Five-month-old Abrahim Hassan’s Jordanian parents, Ibtisam Shaban and Mahmoud Hassan, were treated by a U.S. team based in Mexico using a controversial technique that allows parents with rare genetic mutations to have healthy babies, the New Scientist reports.
Shaban carries genes for Leigh syndrome, a rare genetic disorder characterized by the degeneration of the central nervous system; the brain, spinal cord, and optic nerve. Although she is healthy, Shaban’s first two children died because of Leigh syndrome, so she sought out the help of the New Hope Fertility Center in New York.

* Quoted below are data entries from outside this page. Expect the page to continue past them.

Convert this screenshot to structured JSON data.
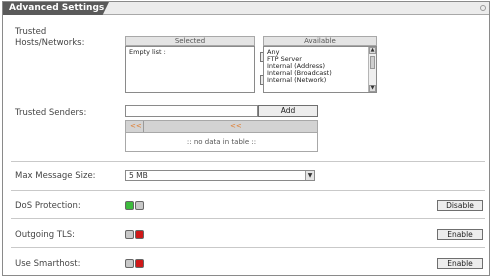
{
  "title": "Advanced Settings",
  "colors": {
    "accent_on": "#3dbb3d",
    "accent_off": "#d01818",
    "neutral": "#c8c8c8",
    "empty_marker": "#e07a2a"
  },
  "trusted_hosts": {
    "label_line1": "Trusted",
    "label_line2": "Hosts/Networks:",
    "selected_header": "Selected",
    "available_header": "Available",
    "selected_items": [
      "Empty list :"
    ],
    "available_items": [
      "Any",
      "FTP Server",
      "Internal (Address)",
      "Internal (Broadcast)",
      "Internal (Network)"
    ],
    "move_left_glyph": "◄",
    "move_right_glyph": "►"
  },
  "trusted_senders": {
    "label": "Trusted Senders:",
    "input_value": "",
    "add_label": "Add",
    "col_marker_1": "<<",
    "col_marker_2": "<<",
    "empty_text": ":: no data in table ::"
  },
  "max_message_size": {
    "label": "Max Message Size:",
    "selected_value": "5 MB"
  },
  "dos_protection": {
    "label": "DoS Protection:",
    "state": "on",
    "button_label": "Disable"
  },
  "outgoing_tls": {
    "label": "Outgoing TLS:",
    "state": "off",
    "button_label": "Enable"
  },
  "use_smarthost": {
    "label": "Use Smarthost:",
    "state": "off",
    "button_label": "Enable"
  }
}
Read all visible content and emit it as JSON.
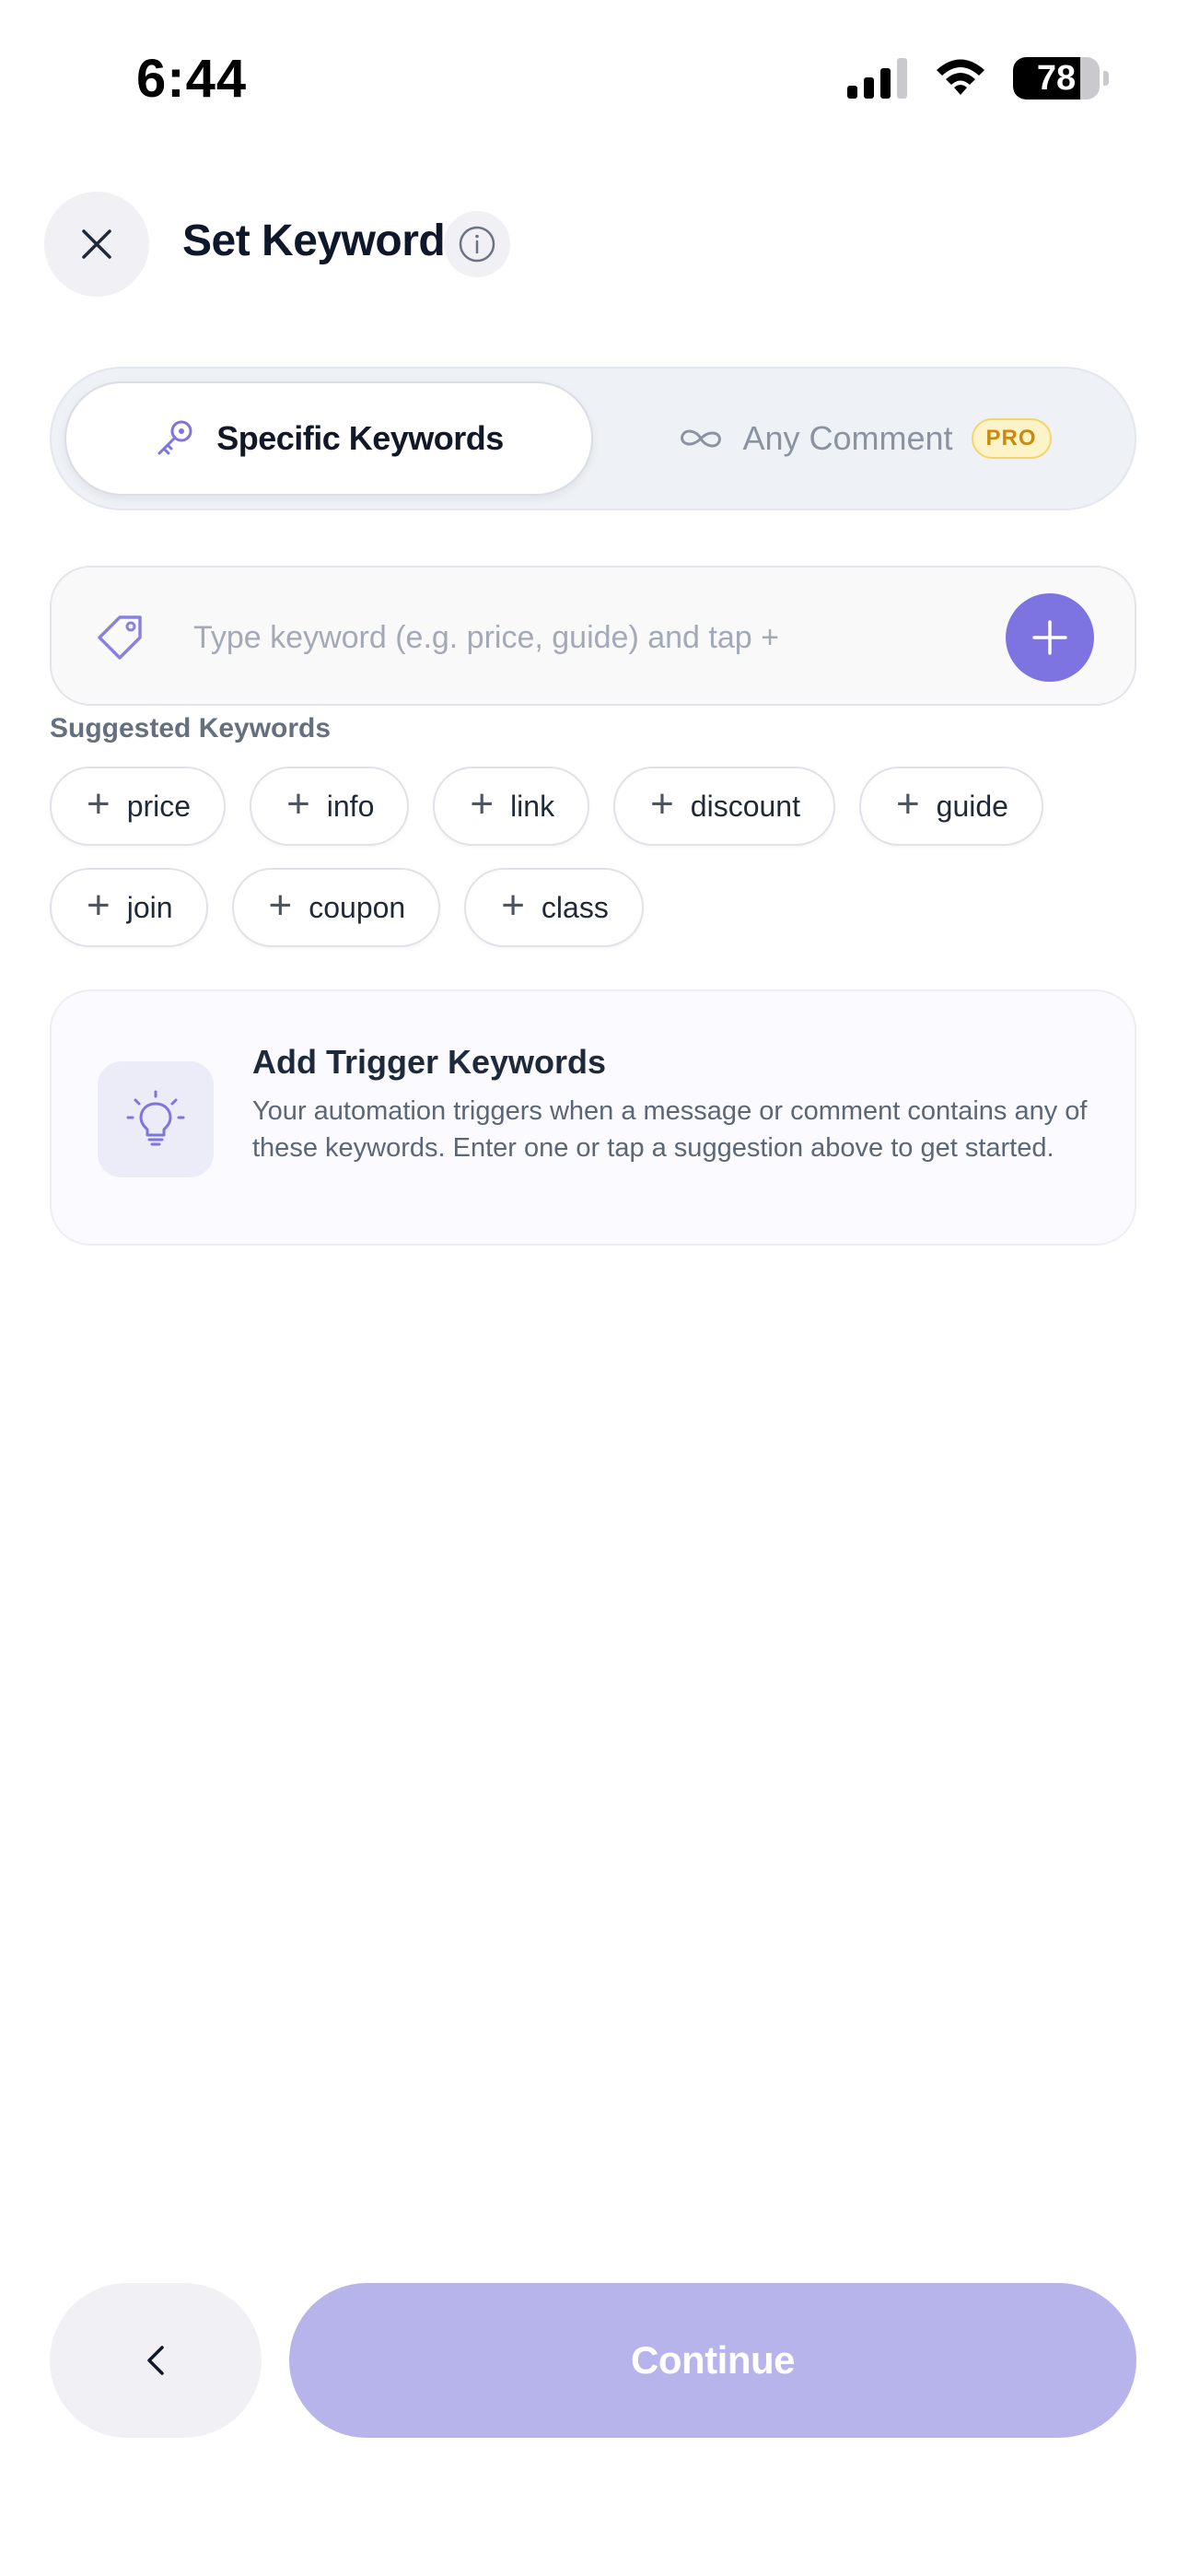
{
  "status_bar": {
    "time": "6:44",
    "battery": "78",
    "battery_level": 0.78
  },
  "header": {
    "title": "Set Keywords",
    "close_icon": "close-icon",
    "info_icon": "info-icon"
  },
  "mode_toggle": {
    "active": {
      "label": "Specific Keywords",
      "icon": "key-icon"
    },
    "other": {
      "label": "Any Comment",
      "icon": "infinity-icon",
      "badge": "PRO"
    }
  },
  "keyword_input": {
    "placeholder": "Type keyword (e.g. price, guide) and tap +",
    "value": ""
  },
  "suggestions": {
    "title": "Suggested Keywords",
    "row1": [
      "price",
      "info",
      "link",
      "discount",
      "guide"
    ],
    "row2": [
      "join",
      "coupon",
      "class"
    ]
  },
  "info_card": {
    "title": "Add Trigger Keywords",
    "body": "Your automation triggers when a message or comment contains any of these keywords. Enter one or tap a suggestion above to get started.",
    "icon": "lightbulb-icon"
  },
  "footer": {
    "continue_label": "Continue",
    "back_icon": "chevron-left-icon"
  },
  "colors": {
    "accent": "#7d74e2",
    "continue_disabled": "#b7b3eb",
    "pro_badge": "#c98a12"
  }
}
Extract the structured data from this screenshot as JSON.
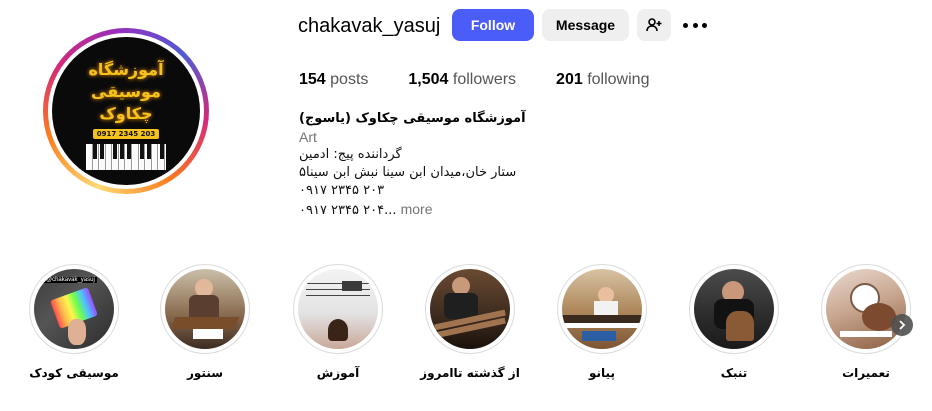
{
  "profile": {
    "username": "chakavak_yasuj",
    "follow_label": "Follow",
    "message_label": "Message",
    "add_user_icon": "add-person-icon",
    "more_icon": "more-horizontal-icon"
  },
  "avatar": {
    "line1": "آموزشگاه",
    "line2": "موسیقی",
    "line3": "چکاوک",
    "phone": "0917 2345 203"
  },
  "stats": {
    "posts_count": "154",
    "posts_label": "posts",
    "followers_count": "1,504",
    "followers_label": "followers",
    "following_count": "201",
    "following_label": "following"
  },
  "bio": {
    "name": "آموزشگاه موسیقی چکاوک (یاسوج)",
    "category": "Art",
    "line1": "گرداننده پیج: ادمین",
    "line2": "ستار خان،میدان ابن سینا نبش ابن سینا۵",
    "line3": "۰۹۱۷ ۲۳۴۵ ۲۰۳",
    "line4": "۰۹۱۷ ۲۳۴۵ ۲۰۴...",
    "more_label": "more"
  },
  "highlights": [
    {
      "label": "موسیقی کودک",
      "thumb_text": "@chakavak_yasuj"
    },
    {
      "label": "سنتور",
      "thumb_text": ""
    },
    {
      "label": "آموزش",
      "thumb_text": ""
    },
    {
      "label": "از گذشته تاامروز",
      "thumb_text": ""
    },
    {
      "label": "پیانو",
      "thumb_text": ""
    },
    {
      "label": "تنبک",
      "thumb_text": ""
    },
    {
      "label": "تعمیرات",
      "thumb_text": ""
    }
  ],
  "colors": {
    "follow_button": "#4a5df9",
    "secondary_button": "#efefef",
    "muted_text": "#737373"
  }
}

Doctors at the center carried out a ‘spindle nuclear transfer’, where they removed the nucleus from one of Shaban’s eggs and inserted it into a donor egg which had had its nucleus removed. The resulting egg was then fertilized with Hassan’s sperm. An embryo was then implanted in Shaban – and, nine months later, Abrahim was born.
When Abrahim was tested for Leigh syndrome, they found less than 1% of his mitochondria (tiny structures found in cells) carried the mutation. He will continue to be monitored by doctors to make sure the levels remain as low. “Generally it is thought to take around 18% of mitochondria to be affected before problems start,” says the New Scientist.